Now the POP command works! All we did was put the top of the stack into the variable val_popped, and then the top pointer goes down one. If we first subtract one from the top of the stack, we'll get some invalid values, because sp might be 0, so we might assign the stack[-1] to val_popped, which is usually a bad idea.

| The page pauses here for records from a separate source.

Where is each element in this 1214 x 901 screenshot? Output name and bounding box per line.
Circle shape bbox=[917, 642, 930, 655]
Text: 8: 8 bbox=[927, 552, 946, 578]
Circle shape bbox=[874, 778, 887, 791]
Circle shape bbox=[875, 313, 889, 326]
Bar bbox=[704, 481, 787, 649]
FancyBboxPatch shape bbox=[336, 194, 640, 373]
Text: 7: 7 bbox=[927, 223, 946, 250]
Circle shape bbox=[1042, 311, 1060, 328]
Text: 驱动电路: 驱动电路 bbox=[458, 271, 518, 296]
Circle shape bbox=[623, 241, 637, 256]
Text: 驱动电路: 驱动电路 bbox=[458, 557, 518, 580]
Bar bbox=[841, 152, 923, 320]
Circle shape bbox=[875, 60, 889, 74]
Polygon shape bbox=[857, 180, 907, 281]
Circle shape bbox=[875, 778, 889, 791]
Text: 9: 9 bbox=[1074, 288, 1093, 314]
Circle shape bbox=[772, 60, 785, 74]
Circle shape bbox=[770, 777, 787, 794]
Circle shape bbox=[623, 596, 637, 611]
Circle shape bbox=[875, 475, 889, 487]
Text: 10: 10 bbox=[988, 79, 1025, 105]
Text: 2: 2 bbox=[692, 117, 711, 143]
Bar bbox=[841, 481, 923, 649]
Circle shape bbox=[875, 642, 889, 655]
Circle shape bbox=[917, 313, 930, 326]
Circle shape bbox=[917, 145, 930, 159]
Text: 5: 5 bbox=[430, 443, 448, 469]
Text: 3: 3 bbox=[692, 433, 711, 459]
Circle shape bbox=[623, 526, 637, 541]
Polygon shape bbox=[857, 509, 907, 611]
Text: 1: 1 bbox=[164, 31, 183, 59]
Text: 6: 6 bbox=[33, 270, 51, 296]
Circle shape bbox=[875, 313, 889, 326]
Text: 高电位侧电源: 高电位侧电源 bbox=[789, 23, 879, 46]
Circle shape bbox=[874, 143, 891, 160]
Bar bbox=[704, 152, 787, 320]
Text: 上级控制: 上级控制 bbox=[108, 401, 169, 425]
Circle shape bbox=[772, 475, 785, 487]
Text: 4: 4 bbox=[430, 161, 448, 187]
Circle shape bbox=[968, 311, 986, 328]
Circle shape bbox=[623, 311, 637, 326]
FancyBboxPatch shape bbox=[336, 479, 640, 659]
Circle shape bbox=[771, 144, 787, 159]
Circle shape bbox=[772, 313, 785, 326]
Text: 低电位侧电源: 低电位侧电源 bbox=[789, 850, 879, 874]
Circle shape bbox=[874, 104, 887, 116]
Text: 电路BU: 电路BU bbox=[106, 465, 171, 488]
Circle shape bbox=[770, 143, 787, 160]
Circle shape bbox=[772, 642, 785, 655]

Finally, the ADD directive. This instruction may cost you some brain cells, which is why we need braces {} to implement the case statement scope.


case ADD: {
  //First, we push the stack and store the value in a
  int a = stack[sp--];
 
  //And then we push the stack, and we store the values in b
 
  //Then add the two variables and push the result on the stack
  int result = a + b;
  sp++; //Add 1 ** to the top of the stack before assignment **
  stack[sp] = result; //Set the top value of the stack
 
  //Done!
  break;
}

register

Registers are an optional part of a virtual machine and are easy to implement. We mentioned earlier that we might need six registers: A, B, C, D, E, and F. As with instruction sets, we implement them with an enumeration.


typedef enum {
  A, B, C, D, E, F,
  NUM_OF_REGISTERS
} Registers;

Tip: enumeration NUM_OF_REGISTERS finally placed a number. This number gets the number of registers, even if you add other registers. Now we need an array to hold values for registers:


int registers[NUM_OF_REGISTERS];

Next you can read the value in the register:


printf("%dn", registers[A]); //Print the value of register A

The revision

I didn't put much thought into the register, but you should be able to write out some instructions for manipulating the register. For example, if you want to do any branch jump, you can do it by storing instruction Pointers and/or stack top Pointers in registers, or by implementing branch instructions.

The former is relatively quick and simple to implement. We can do this by adding registers representing IP and SP:


typedef enum {
  A, B, C, D, E, F, PC, SP,
  NUM_OF_REGISTERS
} Registers;

Now we need the implementation code to use the instruction pointer and the top pointer. A simple way to do this is to delete the sp and IP variables defined above and implement them using macro definitions:


#define sp (registers[SP])
#define ip (registers[IP])

Translator's note: this should be consistent with Registers enumeration, IP should be changed to the PC

This is a nice change, you don't have to rewrite a lot of code, and it works just fine.